A oposição promete fazer barulho caso o governo não negocie, e Nogueira acredita contar com os votos de vários deputados da base aliada para um reajuste maior.

O deputado Carlos Zarattini (PT-SP) acredita que o governo não será intransigente, e o reajuste poderá ser feito acima do proposto pela MP. Ele mesmo apresentou uma emenda para que o índice seja de 5,5% neste ano, e acredita que as centrais sindicais vão reivindicar uma nova negociação. “Com a previsão de inflação maior, fica difícil manter esse reajuste, porque se você reajusta pela inflação, mantém a carga, mas se reajustar a menos você aumenta a carga para quem paga IR”, explicou.

Alíquotas

Outros deputados da base aliada pediram reajustes maiores, entre eles Milton Monti (PR-SP), que propõe a recuperação da defasagem pelo menos desde 2007, o que daria um reajuste de 7,6%. André Moura (PSC-SE) sugeriu 5,9%, e Edmar Arruda, 6,5%. Izalci (PR-DF) quer usar o INPC, e Reguffe (PDT-DF) defende que, além da variação medida por esse índice, seja concedido mais um ponto percentual.

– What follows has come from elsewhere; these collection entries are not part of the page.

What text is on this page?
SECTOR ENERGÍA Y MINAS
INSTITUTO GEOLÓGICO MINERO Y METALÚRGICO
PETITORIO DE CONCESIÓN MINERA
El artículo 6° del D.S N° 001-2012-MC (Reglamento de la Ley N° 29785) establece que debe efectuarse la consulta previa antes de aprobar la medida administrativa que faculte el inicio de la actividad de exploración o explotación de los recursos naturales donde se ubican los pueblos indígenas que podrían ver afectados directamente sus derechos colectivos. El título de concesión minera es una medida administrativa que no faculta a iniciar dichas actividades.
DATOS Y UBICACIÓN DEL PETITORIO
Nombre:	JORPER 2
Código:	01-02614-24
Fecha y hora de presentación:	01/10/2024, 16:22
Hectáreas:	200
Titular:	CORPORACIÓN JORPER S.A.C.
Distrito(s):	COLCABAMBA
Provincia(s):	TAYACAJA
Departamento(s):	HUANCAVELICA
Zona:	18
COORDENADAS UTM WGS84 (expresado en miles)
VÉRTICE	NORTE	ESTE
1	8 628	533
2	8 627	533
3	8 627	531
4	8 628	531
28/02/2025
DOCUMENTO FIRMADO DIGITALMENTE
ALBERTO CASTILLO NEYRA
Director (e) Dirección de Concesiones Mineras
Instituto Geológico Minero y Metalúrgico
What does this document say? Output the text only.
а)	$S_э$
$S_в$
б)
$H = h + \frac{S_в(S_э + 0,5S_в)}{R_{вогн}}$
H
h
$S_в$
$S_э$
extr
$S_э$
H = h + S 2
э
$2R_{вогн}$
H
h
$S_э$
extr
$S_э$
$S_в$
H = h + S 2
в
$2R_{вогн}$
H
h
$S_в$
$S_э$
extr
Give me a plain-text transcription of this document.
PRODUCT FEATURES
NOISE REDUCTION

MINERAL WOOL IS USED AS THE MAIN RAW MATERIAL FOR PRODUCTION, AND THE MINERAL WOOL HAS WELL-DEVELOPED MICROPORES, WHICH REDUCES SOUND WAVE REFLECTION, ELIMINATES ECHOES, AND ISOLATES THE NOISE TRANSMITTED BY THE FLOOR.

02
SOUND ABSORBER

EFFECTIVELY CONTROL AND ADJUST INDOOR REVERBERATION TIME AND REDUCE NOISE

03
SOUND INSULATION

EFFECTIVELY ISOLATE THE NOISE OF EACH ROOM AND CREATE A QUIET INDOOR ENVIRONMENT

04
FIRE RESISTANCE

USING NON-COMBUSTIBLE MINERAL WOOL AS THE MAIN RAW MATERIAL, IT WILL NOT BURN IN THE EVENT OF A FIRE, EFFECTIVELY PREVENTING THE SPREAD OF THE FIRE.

O PSOL propôs um reajuste de 54% na tabela, além da criação de mais faixas de alíquotas, inclusive mais altas, chegando a 50% de imposto para quem ganha acima de R$ 46 mil mensais. Segundo o líder do partido, deputado Chico Alencar (RJ), o reajuste abaixo da inflação pode ser configurado como confisco, o que é proibido pela Constituição.

O DEM, com emenda de seu líder, o deputado Antônio Carlos Magalhães Neto (BA), propôs que o IPCA seja utilizado para o reajuste atual. Como os líderes de todos os partidos de oposição apresentaram emendas, o deputado Duarte Nogueira acredita que haverá um esforço para que uma delas seja aprovada, aumentando o reajuste.

Despesas

Vários deputados argumentam que a maior defasagem inclusive está nos descontos do Imposto de Renda com educação. Os gastos com saúde são ilimitados, mas o limite de dedução com educação foi reajustado pela MP para R$ 2.958,23. Uma mensalidade escolar de R$ 250 ficaria acima desse limite anual. Há propostas para que esse valor seja ilimitado, para que ele seja reajustado pela inflação, e propostas que incluem gastos com moradia entre os dedutíveis.

A inclusão de medicamentos de uso contínuo entre os descontos, e a prorrogação do desconto de IR para a contribuição previdenciária feita pelo patrão para o empregado doméstico, que acaba em 2011, também estão entre as propostas recorrentes.